On February 21st, fellows at the University of Cincinnati, with support from CTU, screened Islam and the Future of Tolerance, a documentary based on the book by Sam Harris and Maajid Nawaz.
In the documentary, “Sam and Maajid attempt to explore their real or imagined divides by clearly and rationally dissecting their disagreements. Through the course of their discussions, they tackle troubling passages from the Quran, the importance of the precision of language and terms (such as “Jihadism,” “Islamists,” and “radical,”) and the difficulty in finding helpful and honest responses in a fraught political terrain.

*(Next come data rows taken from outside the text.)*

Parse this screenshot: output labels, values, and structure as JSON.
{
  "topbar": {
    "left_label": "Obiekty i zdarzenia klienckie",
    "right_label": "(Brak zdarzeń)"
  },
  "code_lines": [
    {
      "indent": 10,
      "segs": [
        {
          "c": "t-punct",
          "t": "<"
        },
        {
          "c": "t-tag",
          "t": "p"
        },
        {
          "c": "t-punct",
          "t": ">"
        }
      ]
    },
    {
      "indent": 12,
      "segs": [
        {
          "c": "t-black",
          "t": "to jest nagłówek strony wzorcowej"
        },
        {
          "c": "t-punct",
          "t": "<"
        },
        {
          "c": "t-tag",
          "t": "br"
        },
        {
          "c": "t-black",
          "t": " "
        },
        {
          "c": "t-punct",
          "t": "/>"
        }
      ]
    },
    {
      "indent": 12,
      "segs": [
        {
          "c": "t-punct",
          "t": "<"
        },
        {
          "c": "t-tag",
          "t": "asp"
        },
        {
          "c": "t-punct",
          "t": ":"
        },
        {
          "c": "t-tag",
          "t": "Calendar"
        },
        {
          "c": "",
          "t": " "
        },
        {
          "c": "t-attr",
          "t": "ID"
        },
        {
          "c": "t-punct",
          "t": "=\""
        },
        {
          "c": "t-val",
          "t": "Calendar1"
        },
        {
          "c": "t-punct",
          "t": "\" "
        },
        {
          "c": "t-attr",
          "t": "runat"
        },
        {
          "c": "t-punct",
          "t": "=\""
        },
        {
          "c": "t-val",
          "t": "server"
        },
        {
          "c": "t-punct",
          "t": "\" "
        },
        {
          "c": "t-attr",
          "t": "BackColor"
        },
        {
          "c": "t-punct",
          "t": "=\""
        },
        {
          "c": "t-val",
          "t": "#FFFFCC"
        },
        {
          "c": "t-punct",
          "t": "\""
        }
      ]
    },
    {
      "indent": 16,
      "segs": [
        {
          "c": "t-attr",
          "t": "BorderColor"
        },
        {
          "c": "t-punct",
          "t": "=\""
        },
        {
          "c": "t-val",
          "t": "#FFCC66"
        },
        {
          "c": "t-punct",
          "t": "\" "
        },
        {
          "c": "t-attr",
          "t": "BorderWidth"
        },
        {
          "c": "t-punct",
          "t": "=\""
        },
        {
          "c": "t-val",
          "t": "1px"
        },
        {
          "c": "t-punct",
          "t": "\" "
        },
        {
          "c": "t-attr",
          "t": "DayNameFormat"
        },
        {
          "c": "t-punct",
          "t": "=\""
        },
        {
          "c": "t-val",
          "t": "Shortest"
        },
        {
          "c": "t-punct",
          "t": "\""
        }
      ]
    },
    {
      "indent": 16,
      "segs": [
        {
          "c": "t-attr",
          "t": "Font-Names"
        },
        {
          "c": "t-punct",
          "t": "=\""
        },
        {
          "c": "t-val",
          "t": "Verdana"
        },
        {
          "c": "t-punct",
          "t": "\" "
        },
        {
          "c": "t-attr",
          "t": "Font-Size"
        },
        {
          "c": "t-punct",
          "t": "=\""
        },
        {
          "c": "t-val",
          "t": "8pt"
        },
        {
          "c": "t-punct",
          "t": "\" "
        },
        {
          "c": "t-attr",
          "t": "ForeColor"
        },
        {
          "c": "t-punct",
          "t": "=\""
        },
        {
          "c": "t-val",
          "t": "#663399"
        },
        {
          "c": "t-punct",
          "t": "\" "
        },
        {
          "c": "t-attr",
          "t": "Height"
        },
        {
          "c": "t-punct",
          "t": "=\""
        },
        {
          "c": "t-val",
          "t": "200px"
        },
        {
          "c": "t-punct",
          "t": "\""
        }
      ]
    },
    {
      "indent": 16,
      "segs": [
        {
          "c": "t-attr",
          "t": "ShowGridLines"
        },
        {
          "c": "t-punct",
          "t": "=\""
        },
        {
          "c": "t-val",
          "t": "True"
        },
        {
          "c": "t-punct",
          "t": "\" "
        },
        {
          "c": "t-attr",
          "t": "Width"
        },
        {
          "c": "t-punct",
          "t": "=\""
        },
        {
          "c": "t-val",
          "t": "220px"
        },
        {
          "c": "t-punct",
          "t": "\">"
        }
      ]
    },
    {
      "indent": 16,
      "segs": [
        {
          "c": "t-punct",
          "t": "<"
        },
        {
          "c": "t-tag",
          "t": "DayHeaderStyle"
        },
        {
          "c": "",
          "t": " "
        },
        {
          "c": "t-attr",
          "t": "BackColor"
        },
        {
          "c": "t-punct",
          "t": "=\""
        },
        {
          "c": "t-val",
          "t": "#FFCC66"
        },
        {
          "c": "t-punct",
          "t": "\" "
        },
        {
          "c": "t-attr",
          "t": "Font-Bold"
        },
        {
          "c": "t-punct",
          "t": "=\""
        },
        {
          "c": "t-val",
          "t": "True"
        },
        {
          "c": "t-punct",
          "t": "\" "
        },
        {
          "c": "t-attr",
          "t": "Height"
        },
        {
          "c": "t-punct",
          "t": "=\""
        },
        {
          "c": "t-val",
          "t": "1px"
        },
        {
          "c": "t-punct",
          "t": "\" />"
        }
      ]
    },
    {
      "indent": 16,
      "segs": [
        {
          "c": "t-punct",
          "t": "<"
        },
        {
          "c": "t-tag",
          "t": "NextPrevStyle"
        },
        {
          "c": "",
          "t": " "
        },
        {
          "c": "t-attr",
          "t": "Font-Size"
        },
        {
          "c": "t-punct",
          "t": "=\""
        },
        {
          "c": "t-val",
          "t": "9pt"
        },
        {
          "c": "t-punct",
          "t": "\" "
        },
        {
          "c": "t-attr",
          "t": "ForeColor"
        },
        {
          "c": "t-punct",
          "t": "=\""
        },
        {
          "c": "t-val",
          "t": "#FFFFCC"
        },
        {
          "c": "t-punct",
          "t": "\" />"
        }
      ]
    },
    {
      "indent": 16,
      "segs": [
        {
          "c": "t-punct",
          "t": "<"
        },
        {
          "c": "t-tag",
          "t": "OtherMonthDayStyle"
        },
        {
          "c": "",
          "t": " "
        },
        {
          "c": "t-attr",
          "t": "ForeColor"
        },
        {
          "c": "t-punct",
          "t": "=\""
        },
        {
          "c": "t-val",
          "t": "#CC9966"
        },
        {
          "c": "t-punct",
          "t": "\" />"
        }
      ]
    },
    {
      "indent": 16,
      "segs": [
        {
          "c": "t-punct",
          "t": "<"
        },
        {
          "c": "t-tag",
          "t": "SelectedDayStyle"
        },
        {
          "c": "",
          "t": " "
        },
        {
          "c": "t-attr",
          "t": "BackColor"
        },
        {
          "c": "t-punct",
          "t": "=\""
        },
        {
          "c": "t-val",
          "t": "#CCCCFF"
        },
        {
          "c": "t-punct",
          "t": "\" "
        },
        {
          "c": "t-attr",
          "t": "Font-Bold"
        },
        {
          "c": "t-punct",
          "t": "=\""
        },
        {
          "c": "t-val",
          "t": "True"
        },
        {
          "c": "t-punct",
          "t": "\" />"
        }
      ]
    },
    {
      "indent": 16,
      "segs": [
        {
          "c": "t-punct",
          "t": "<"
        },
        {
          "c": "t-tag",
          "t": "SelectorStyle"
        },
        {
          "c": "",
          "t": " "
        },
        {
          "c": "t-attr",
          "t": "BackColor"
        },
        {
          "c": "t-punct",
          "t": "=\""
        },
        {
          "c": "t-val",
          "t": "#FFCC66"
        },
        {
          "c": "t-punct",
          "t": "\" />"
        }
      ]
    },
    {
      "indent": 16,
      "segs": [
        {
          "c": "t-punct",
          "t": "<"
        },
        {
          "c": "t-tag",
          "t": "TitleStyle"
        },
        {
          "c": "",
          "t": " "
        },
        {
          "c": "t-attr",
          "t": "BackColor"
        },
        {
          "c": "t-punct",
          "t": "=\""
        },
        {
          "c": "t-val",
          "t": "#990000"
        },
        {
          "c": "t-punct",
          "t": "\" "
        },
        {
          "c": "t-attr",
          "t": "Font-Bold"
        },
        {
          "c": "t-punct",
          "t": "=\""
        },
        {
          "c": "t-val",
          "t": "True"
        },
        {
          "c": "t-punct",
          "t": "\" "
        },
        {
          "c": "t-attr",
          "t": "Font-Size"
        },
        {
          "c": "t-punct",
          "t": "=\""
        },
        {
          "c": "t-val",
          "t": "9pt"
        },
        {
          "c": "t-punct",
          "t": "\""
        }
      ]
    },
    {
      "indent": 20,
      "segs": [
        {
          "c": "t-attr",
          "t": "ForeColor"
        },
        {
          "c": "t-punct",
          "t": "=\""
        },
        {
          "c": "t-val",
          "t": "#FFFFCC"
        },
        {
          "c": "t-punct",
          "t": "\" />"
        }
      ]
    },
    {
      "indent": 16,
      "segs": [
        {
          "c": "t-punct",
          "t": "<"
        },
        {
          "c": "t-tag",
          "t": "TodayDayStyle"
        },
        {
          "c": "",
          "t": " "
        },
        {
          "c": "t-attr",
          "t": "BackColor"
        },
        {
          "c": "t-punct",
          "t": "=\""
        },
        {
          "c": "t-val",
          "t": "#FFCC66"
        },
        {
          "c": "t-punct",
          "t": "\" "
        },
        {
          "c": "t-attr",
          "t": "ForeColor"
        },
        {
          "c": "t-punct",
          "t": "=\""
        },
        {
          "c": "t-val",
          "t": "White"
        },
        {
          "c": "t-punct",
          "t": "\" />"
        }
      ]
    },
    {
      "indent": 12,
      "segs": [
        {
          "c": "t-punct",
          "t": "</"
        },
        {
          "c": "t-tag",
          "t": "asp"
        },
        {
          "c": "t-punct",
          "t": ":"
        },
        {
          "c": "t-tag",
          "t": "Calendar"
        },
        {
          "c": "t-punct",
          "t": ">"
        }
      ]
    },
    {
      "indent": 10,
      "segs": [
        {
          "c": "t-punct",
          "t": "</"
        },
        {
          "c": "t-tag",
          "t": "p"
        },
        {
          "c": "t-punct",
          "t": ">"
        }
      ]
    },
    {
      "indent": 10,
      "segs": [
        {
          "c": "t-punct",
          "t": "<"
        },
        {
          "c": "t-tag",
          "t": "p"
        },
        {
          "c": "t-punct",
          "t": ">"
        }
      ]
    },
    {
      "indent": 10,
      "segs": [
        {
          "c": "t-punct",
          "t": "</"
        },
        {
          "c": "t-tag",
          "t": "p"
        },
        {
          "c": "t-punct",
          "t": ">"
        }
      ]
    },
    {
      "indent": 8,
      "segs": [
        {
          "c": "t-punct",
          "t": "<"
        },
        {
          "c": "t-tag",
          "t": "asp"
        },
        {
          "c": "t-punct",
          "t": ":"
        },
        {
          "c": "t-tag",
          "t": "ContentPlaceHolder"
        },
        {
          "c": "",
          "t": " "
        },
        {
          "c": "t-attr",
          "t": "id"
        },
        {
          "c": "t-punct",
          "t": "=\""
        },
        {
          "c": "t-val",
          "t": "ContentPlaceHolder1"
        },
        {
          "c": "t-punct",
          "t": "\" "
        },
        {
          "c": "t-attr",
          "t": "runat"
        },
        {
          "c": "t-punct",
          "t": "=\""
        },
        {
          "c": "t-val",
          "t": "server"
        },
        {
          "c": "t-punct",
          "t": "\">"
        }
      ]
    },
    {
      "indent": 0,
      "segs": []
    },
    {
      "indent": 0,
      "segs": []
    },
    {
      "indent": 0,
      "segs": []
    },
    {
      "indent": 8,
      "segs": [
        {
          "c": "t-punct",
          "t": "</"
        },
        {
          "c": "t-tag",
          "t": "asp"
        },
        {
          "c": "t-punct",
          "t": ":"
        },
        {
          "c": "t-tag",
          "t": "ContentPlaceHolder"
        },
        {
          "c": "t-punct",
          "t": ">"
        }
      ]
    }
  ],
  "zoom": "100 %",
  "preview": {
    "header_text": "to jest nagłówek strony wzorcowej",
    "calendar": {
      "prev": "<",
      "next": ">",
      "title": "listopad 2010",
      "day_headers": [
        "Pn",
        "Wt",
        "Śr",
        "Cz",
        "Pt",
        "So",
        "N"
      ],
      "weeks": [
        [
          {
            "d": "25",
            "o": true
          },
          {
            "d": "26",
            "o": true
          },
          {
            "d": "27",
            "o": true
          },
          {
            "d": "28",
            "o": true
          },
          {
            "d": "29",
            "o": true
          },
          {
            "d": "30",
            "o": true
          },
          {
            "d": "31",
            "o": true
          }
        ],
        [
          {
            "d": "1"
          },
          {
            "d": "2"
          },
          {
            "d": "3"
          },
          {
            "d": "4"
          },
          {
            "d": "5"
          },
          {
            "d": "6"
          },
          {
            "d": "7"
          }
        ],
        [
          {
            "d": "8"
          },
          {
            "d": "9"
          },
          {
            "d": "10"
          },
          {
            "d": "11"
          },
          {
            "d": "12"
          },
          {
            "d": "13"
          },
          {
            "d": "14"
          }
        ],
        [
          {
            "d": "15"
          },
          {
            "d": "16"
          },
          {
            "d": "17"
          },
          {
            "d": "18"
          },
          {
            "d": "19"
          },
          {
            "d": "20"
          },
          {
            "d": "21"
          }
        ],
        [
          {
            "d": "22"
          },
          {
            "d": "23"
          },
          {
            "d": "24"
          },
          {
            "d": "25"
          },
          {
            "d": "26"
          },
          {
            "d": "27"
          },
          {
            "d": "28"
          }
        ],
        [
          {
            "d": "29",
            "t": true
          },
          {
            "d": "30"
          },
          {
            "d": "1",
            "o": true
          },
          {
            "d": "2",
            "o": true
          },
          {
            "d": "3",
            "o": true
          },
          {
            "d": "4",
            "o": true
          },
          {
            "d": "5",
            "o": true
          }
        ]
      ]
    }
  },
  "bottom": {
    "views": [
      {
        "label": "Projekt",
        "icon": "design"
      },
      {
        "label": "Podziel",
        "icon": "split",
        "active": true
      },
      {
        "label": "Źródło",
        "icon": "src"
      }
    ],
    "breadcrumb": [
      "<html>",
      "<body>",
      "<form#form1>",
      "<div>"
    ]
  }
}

Ultimately, this unlikely collaboration sheds light on the many confusions that afflict the public conversation about Islam and emphasizes how the virtues of open dialogue can help foster both understanding and tolerance in an increasingly polarized world.”
The screening was followed by a panel discussion with activist Yasmine Mohammed and film director Jay Shapiro.
Mohammed is an Arab-Canadian university educator, activist, and writer. She also runs Free Hearts Free Minds, an organization that supports individuals who have left Islam, but are still living in Muslim-majority countries. She offered insight on the ways terrorist recruiters weaponize the narrative of oppression to radicalize vulnerable persons and use religious texts to justify their ideology.
Shapiro moderated the event and opened the discussion up to the audience, clearly stating that the views in the documentary were those of Harris and Nawaz and that he was open to discussing the intentions and impact of the documentary. When asked who the intended audience of the documentary was, Shapiro said that the conversation displayed in the documentary was meant to stimulate dialogue among liberals in the West, rather than muslims in the Middle East.